Felipe 28/04/2023
Flor da Inglaterra
Resenhar é interpretar. E tal atitude depende do amadurecimento psicológico e cultural. Da capacidade de observação e da complexidade de transformar essa percepção em algo compreensível. É transferir energia e nessa permuta perde-se energia, ou melhor, as palavras na comunicação são ineficazes para expressar os sentimentos que surgem ao ler obras que expressam mais que nossa capacidade momentânea de exprimir a essência de um livro. Dessa maneira posto abaixo o que fui capaz de compreender no momento, quiçá daqui a alguns anos possa ao reler A flor da Inglaterra ter nova percepção mais coerente com o que o autor quis entregar a humanidade.
George Orwell retrata sua própria imagem, enfatizando a revolta adolescente, um jovem revolucionário que sente ter no fundo a panacéia para os problemas dos sistemas sociais existentes. Um jovem tenta odiar o dinheiro, e por vezes até consegue sobreviver numa bolha, uma sociedade alternativa onde apenas ele faz parte, desprezando o dinheiro, mas incomodado com a riqueza alheia e com as atitudes dos abastados, ao passo que pretende ganhar a vida e ser reconhecido como poeta e escritor.
Gordon Comstock eleva ao extremo a égide de um sistema próprio de valores que cambia entre socialismo e capitalismo a depender do que lhe convém no momento. Por trás de Gordon existe um tanto de falta de esforço e estímulo para buscar jogar o jogo da vida. Apoiado e encostado a grandes mulheres que o incentivam, e possuem uma paciência com o mesmo, maior do que se deveria ter por um preguiçoso.
Explorando a própria irmã com empréstimos impagáveis pela natureza de seus atos, Gordon sente culpa por ter tido o privilégio de uma educação melhor e se esconde por trás dessa culpa para não aceitar um emprego digno sob pretexto de que isso impossibilitaria levar uma vida de um poeta completo.
Atribuindo culpa ao capitalismo pelas vidas medíocres dos trabalhadores assalariados, afirma que a sociedade deifica o dinheiro e como tal se nega a cair de joelhos diante desse ser maligno e cruel. Contudo, não consegue ter uma vida decente mesmo sem a idolatria capital, por vezes se contradiz ao conseguir um punhado de recursos, não sabendo o que fazer com o dinheiro.
Observo que Gordon está para a raposa que não conseguiu as uvas e dá as costas para o parreiral se consolando pela decepção de não ter obtido sucesso.
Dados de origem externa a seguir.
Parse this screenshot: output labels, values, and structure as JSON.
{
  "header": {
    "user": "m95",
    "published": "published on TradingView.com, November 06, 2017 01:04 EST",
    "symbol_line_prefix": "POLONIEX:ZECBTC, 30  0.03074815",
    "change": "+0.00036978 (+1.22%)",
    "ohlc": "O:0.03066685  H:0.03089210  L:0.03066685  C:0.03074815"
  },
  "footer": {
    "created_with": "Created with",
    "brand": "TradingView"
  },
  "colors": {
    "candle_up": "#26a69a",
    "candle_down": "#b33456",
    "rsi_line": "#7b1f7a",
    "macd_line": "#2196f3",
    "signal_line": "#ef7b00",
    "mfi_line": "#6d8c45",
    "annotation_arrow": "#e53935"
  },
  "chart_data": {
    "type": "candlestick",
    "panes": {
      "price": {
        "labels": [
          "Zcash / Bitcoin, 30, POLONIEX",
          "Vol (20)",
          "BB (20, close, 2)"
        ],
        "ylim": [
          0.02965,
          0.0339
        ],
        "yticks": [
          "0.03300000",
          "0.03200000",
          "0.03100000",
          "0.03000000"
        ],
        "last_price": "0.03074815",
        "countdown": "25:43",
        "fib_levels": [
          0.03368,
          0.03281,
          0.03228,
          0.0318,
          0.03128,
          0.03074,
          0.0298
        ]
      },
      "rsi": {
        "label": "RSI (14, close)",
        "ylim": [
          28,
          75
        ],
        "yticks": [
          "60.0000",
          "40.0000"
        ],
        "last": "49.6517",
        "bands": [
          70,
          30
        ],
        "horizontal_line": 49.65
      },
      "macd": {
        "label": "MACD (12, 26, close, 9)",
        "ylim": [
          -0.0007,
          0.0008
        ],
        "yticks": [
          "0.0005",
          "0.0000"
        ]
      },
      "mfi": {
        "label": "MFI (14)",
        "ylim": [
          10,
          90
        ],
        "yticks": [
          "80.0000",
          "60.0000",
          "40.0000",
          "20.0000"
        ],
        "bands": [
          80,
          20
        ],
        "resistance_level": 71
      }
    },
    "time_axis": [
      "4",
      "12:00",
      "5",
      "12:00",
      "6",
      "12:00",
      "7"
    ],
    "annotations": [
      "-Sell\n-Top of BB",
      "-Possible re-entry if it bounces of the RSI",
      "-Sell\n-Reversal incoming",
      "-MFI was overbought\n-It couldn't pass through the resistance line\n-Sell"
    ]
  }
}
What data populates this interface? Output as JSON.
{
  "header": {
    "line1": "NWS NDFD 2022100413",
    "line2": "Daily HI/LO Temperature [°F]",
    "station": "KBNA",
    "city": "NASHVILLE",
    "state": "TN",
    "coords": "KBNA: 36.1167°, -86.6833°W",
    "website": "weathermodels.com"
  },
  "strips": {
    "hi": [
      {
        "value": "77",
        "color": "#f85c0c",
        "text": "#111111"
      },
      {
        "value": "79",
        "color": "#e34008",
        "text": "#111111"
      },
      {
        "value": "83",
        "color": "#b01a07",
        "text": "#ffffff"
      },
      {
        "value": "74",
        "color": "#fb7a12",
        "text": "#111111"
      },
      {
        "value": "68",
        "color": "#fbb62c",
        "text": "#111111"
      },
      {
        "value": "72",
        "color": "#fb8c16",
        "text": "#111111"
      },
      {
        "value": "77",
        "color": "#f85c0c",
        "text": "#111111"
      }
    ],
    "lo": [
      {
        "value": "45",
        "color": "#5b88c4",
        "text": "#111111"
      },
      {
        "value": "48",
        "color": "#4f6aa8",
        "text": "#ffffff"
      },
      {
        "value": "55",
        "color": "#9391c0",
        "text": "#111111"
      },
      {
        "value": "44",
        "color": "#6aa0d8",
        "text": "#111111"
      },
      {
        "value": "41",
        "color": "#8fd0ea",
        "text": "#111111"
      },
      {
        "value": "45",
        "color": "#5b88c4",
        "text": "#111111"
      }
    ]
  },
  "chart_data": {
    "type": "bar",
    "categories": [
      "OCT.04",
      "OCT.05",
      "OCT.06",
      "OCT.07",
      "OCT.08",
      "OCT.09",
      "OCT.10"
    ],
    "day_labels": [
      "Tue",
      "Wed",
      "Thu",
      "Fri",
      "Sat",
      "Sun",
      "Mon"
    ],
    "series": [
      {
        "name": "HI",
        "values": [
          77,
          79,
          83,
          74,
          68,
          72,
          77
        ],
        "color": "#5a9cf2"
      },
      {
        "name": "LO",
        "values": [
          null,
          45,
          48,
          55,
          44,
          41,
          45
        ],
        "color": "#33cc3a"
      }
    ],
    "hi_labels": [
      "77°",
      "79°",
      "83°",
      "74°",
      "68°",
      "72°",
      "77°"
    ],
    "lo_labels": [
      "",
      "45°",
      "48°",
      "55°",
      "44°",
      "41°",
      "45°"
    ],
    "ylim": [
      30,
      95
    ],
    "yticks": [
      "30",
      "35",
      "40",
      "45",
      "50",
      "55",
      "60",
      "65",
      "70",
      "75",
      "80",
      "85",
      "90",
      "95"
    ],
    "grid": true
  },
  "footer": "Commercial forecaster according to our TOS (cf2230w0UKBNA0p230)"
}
Desprezando o dinheiro que não herdou, marginaliza os que herdaram alguma soma e se sente inferior a todos.
Por fim e mais irônico é que Gordon se rende ao dinheiro diante da vida em família, o que contradiz toda a sua filosofia anterior. Um choque de realidade por vezes o atormenta sabendo que mais cedo ou mais tarde cederá aos caprichos do dinheiro. O livro mostra a inevitabilidade da prostração ante ao altar ofuscante da riqueza. No entanto todos os portais de sofrimento anteriores preparam Gordon para se tornar um escritor talentoso de propagandas que passou a vida tentando não ser.